Concernant ce que l’Ecriture dit d’elle-même :
« Toute écriture est inspirée de Dieu, et utile pour enseigner, pour convaincre, pour corriger, pour instruire dans la justice. » (2 Tim. 3v16)

etc…

**A ce sujet, relève Guillaume Bourin, « les questions dites épistémologiques que nous devons toujours nous poser sont toujours : Comment je sais ce que je sais ?, comment puis-je être sûr que ce que je crois est vrai ? » D’autre part, souligne Guillaume Bourin, « ….nous nous devons de reconnaître que lorsque Dieu communique à ses créatures, il le fait en tant que Seigneur. Il n’abandonne pas sa seigneurie lorsqu’il nous parle, et ainsi sa parole nous est donnée de façon personnelle tout en portant les marques de sa puissance absolue, son autorité et sa présence… » ( http://leboncombat.fr/pourquoi-levolutionnisme-theiste-seduit-il-certaines-franges-du-monde-evangelique-francais/#comment-4262 )

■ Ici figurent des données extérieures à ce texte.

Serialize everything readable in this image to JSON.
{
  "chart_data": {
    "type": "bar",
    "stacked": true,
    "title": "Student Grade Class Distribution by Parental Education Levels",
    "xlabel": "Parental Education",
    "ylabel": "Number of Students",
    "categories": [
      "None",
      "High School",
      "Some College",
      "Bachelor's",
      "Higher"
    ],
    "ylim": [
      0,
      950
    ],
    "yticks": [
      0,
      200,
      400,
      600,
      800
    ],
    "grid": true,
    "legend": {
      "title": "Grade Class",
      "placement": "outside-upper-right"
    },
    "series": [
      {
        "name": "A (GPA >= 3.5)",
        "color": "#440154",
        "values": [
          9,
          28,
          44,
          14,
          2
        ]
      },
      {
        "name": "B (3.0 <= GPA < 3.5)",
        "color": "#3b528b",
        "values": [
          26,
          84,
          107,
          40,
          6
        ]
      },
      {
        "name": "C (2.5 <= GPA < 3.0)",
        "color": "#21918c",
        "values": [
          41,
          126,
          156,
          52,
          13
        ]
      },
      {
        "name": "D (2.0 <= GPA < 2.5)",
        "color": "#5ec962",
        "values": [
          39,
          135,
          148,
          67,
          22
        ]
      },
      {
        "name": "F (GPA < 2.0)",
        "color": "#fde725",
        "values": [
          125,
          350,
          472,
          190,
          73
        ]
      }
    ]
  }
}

*** Daniel Saglietto relève que « lorsque l’on a saisi que le texte biblique signifie exactement ce qu’il dit, alors l’ultime recours est de remettre en question la légitimité épistémologique du texte biblique(…)Cette approche est en fait un écho de la position libérale du XXe siècle qui ne pouvait ni supporter le fait de dire que les écrits canoniques sont Parole de Dieu, ni accepter que la Bible puisse correspondre de façon objective à la réalité ».